Nonostante da allora ne sia passata di acqua sotto i ponti la Warner continua a non avere le idee chiare su cosa fare dei propri supereroi. Chiuso definitivamente il capitolo Snyder chiama per ritentare con la The Suicide Squad appunto James Gunn che, per chi non lo conoscesse è regista e sceneggiatore di Guardiani della Galassia uno e due. Altro film corale, altro cinecomics in cui mettere le mani ma con maggiore libertà rispetto alle maglie della Marvel, con personaggi che il pubblico pretende cattivi per davvero dopo l’esperienza di Will Smith/ Deadshot e salvando le poche cose valide del film precedente, ossia Margot Robbie (Harley Quinn) e qualche altro interprete. Una pellicola non semplice da concepire e che pure Gunn riesce a portare a casa con grande professionalità e momenti di ottimo cinema ma senza tirare in ballo la parola “capolavoro”.

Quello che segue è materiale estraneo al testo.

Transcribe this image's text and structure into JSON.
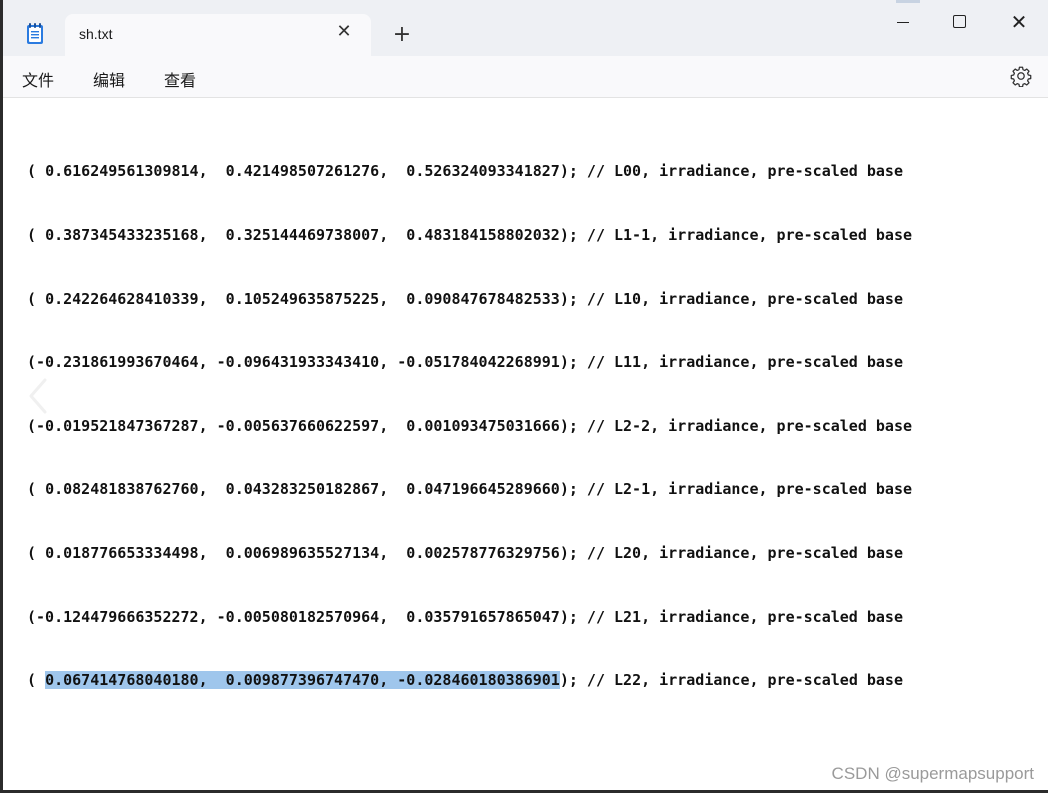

Con queste premesse va da sé che il solo fatto che The Suicide Squad – Missione suicida sia un buon film, superiore alla media dei prodotti DC e nettamente migliori degli ultimi titoli, vedi Wonder Woman 1984, è già un mezzo miracolo. Ci sono delle intuizioni davvero carine come la falsa partenza, o l’evitare il solito pippone dell’introduzione dei personaggi uno per uno, con la storia stessa che, quando è il momento ci fa capire chi sono, ma soprattutto il messaggio politico che viene sparato in faccia allo spettatore medio americano senza alcuno zuccherino per indorare la pillola. Un pensiero chiaro, difficile da trovare in un film, figuriamoci in un cinecomics. Tra tutti i personaggi che ha a disposizione, Gunn dà giustamente tutto lo spazio necessario a Margot Robbie, la cui Harley Quinn è così strepitosa che dà il meglio da solista più che nel gruppo. Ma in generale ad essere giusta è tutta la scelta del cast a cominciare da Idris Elba, ottima faccia di cuoio, fino ad arrivare ai muscoli d’acciaio di John Cena. Ci sono anche delle intuizioni registiche non male, come il combattimento tra Flagg e Peacemaker mostrato sul riflesso del casco di quest’ultimo con un bel movimento di macchina, che aiuta a diversificare un po’ le scene d’azione.
Qua è la però anche The Suicide Squad perde di compattezza, cambiando tono in maniera repentina e disorientante, infilando a forza della comedy là dove non ce n’era bisogno, come a voler tenere il piede in due staffe. Non c’è niente di male a avvicinarsi più a roba come Atto di Forza che a Captain America, basta solo avere il coraggio di portare questa scelta fino in fondo. Colonna sonora invece da dimenticare con i soliti brani super cool a tutto volume ad accompagnare i combattimenti dei nostri eroi, con il solo risultato di renderli uguali ad altre mille pellicole ma senza gli anni ottanta a creare l'effetto madeleine.
Attenzione: c’è un cameo divertentissimo di Nathan Fillion e la scena post credit.